Healthcare should be based on I what call the three Rs – Relationship, Respect and Reflection. Assuming that the difficulty of communication and relationship with the other is rooted in the singularity of one’s own view of the world, I consider that health sciences courses and health professionals lifelong training require knowing how to be and not just knowing what to do and how to think. It is urgent to rethink the place and time of Care and it is essential to integrate into the professional routine Stories that Care, i.e. stories, that allow us to see reality through different perspectives, providing thickness to our humanity.

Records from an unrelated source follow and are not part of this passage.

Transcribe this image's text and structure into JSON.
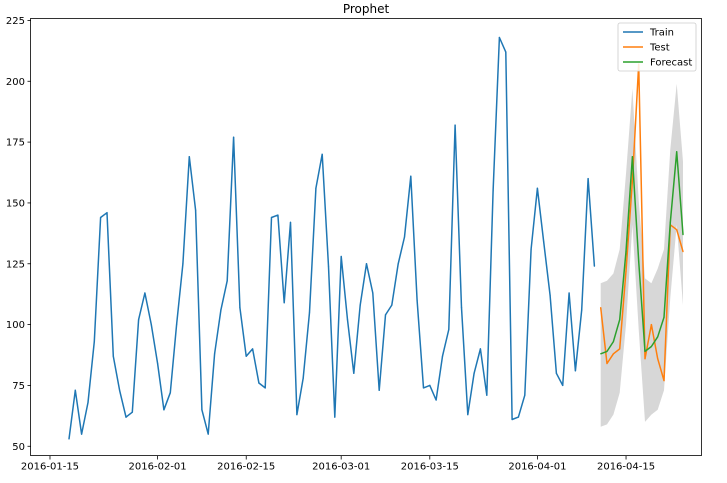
{
  "chart_data": {
    "type": "line",
    "title": "Prophet",
    "xlabel": "",
    "ylabel": "",
    "x_range": [
      "2016-01-12",
      "2016-04-27"
    ],
    "ylim": [
      46,
      226
    ],
    "yticks": [
      50,
      75,
      100,
      125,
      150,
      175,
      200,
      225
    ],
    "xticks": [
      "2016-01-15",
      "2016-02-01",
      "2016-02-15",
      "2016-03-01",
      "2016-03-15",
      "2016-04-01",
      "2016-04-15"
    ],
    "grid": false,
    "legend_position": "top-right",
    "series": [
      {
        "name": "Train",
        "color": "#1f77b4",
        "x": [
          "2016-01-18",
          "2016-01-19",
          "2016-01-20",
          "2016-01-21",
          "2016-01-22",
          "2016-01-23",
          "2016-01-24",
          "2016-01-25",
          "2016-01-26",
          "2016-01-27",
          "2016-01-28",
          "2016-01-29",
          "2016-01-30",
          "2016-01-31",
          "2016-02-01",
          "2016-02-02",
          "2016-02-03",
          "2016-02-04",
          "2016-02-05",
          "2016-02-06",
          "2016-02-07",
          "2016-02-08",
          "2016-02-09",
          "2016-02-10",
          "2016-02-11",
          "2016-02-12",
          "2016-02-13",
          "2016-02-14",
          "2016-02-15",
          "2016-02-16",
          "2016-02-17",
          "2016-02-18",
          "2016-02-19",
          "2016-02-20",
          "2016-02-21",
          "2016-02-22",
          "2016-02-23",
          "2016-02-24",
          "2016-02-25",
          "2016-02-26",
          "2016-02-27",
          "2016-02-28",
          "2016-02-29",
          "2016-03-01",
          "2016-03-02",
          "2016-03-03",
          "2016-03-04",
          "2016-03-05",
          "2016-03-06",
          "2016-03-07",
          "2016-03-08",
          "2016-03-09",
          "2016-03-10",
          "2016-03-11",
          "2016-03-12",
          "2016-03-13",
          "2016-03-14",
          "2016-03-15",
          "2016-03-16",
          "2016-03-17",
          "2016-03-18",
          "2016-03-19",
          "2016-03-20",
          "2016-03-21",
          "2016-03-22",
          "2016-03-23",
          "2016-03-24",
          "2016-03-25",
          "2016-03-26",
          "2016-03-27",
          "2016-03-28",
          "2016-03-29",
          "2016-03-30",
          "2016-03-31",
          "2016-04-01",
          "2016-04-02",
          "2016-04-03",
          "2016-04-04",
          "2016-04-05",
          "2016-04-06",
          "2016-04-07",
          "2016-04-08",
          "2016-04-09",
          "2016-04-10"
        ],
        "values": [
          53,
          73,
          55,
          68,
          93,
          144,
          146,
          87,
          73,
          62,
          64,
          102,
          113,
          100,
          84,
          65,
          72,
          100,
          125,
          169,
          147,
          65,
          55,
          88,
          106,
          118,
          177,
          107,
          87,
          90,
          76,
          74,
          144,
          145,
          109,
          142,
          63,
          78,
          105,
          156,
          170,
          124,
          62,
          128,
          102,
          80,
          108,
          125,
          113,
          73,
          104,
          108,
          125,
          136,
          161,
          110,
          74,
          75,
          69,
          87,
          98,
          182,
          107,
          63,
          80,
          90,
          71,
          155,
          218,
          212,
          61,
          62,
          71,
          131,
          156,
          134,
          112,
          80,
          75,
          113,
          81,
          106,
          160,
          124
        ]
      },
      {
        "name": "Test",
        "color": "#ff7f0e",
        "x": [
          "2016-04-11",
          "2016-04-12",
          "2016-04-13",
          "2016-04-14",
          "2016-04-15",
          "2016-04-16",
          "2016-04-17",
          "2016-04-18",
          "2016-04-19",
          "2016-04-20",
          "2016-04-21",
          "2016-04-22",
          "2016-04-23",
          "2016-04-24"
        ],
        "values": [
          107,
          84,
          88,
          90,
          122,
          159,
          207,
          86,
          100,
          86,
          77,
          141,
          139,
          130
        ]
      },
      {
        "name": "Forecast",
        "color": "#2ca02c",
        "x": [
          "2016-04-11",
          "2016-04-12",
          "2016-04-13",
          "2016-04-14",
          "2016-04-15",
          "2016-04-16",
          "2016-04-17",
          "2016-04-18",
          "2016-04-19",
          "2016-04-20",
          "2016-04-21",
          "2016-04-22",
          "2016-04-23",
          "2016-04-24"
        ],
        "values": [
          88,
          89,
          93,
          102,
          130,
          169,
          126,
          89,
          91,
          95,
          103,
          142,
          171,
          137
        ]
      }
    ],
    "interval": {
      "color": "#d3d3d3",
      "x": [
        "2016-04-11",
        "2016-04-12",
        "2016-04-13",
        "2016-04-14",
        "2016-04-15",
        "2016-04-16",
        "2016-04-17",
        "2016-04-18",
        "2016-04-19",
        "2016-04-20",
        "2016-04-21",
        "2016-04-22",
        "2016-04-23",
        "2016-04-24"
      ],
      "lower": [
        58,
        59,
        63,
        72,
        100,
        141,
        98,
        60,
        63,
        65,
        73,
        111,
        141,
        108
      ],
      "upper": [
        117,
        118,
        121,
        131,
        162,
        197,
        151,
        119,
        117,
        123,
        131,
        172,
        199,
        167
      ]
    }
  }
}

The 6th Dash Symposium The Doctor as a Humanist has unveiled and underlined the gaps that can be found in the surgery context and that go well beyond the operating theatre walls. It has gathered speakers from many different parts of the world, with various medical and nursing specialties, and experts in Arts, Humanities and Social Sciences — all of them with singular experiences both as healthcare provider and as patient. The alignment among all who took part in this three days symposium was in fact a house where all the participants and speakers could meet to reflect upon what makes us human and how to preserve our human nature when we are faced with illness/disease/sickness. The alignment was not only achieved among the individual speakers and audience, but also among the organizers: The Doctor as a Humanist (Jonathan McFarland); i3S/University of Porto | Group of Studies and Reflection in Narrative Medicine – GERMEN (Susana Magalhães); and The European Society of Narrative Medicine — EUNAMES (Maria Giulia Marini). 

The sharing of experience (lived by surgeons, patients, different health professionals who interact at the border of the surgical environment and healthcare humanities experts) was enlightened by the excellence of the input of all the plenary sessions, short communications and roundtables. 

Some of the issues discussed at the Symposium, that will surely need to be revisited in the near future, are listed below: 

  • Strategies for getting individual narratives integrated as part of the diagnosis, therapeutic interventions and advanced plan of care; 
  • lack of literacy both by those who care and those who are cared; 
  • systemic factors that lead to unnecessary surgeries and overtreatment; 
  • the need for value based medicine and outcomes that matter to patients;
  • bridging the gap between the hospital and the community; 
  • bringing visibility to the invisible in the realm of illness and caring for the healthcare providers as well
  • Deconstructing binary reasoning not only in healthcare related issues but also in thinking about and thinking with narrative medicine

The last day of the Symposium, hosted by EUNAMES, provided an important framework for the future of Arts and Humanities in Health, not only as essential tools of care, but also as therapeutic pillars of our humanity and the scaffold for health sciences education and research. 

The Doctor as Humanist is planting seeds that will certainly change the way healthcare is perceived not only in educational settings, but also in every place of Care. It makes a difference in our current world, bridging borders and shifting mindsets.

GERMEN is part of this route and will go on sharing to care and caring to share, connecting narrative bioethics, narrative medicine and transdisciplinary Dialogism in the community, where we are all invited to take active part in healthcare provision, training/education and management.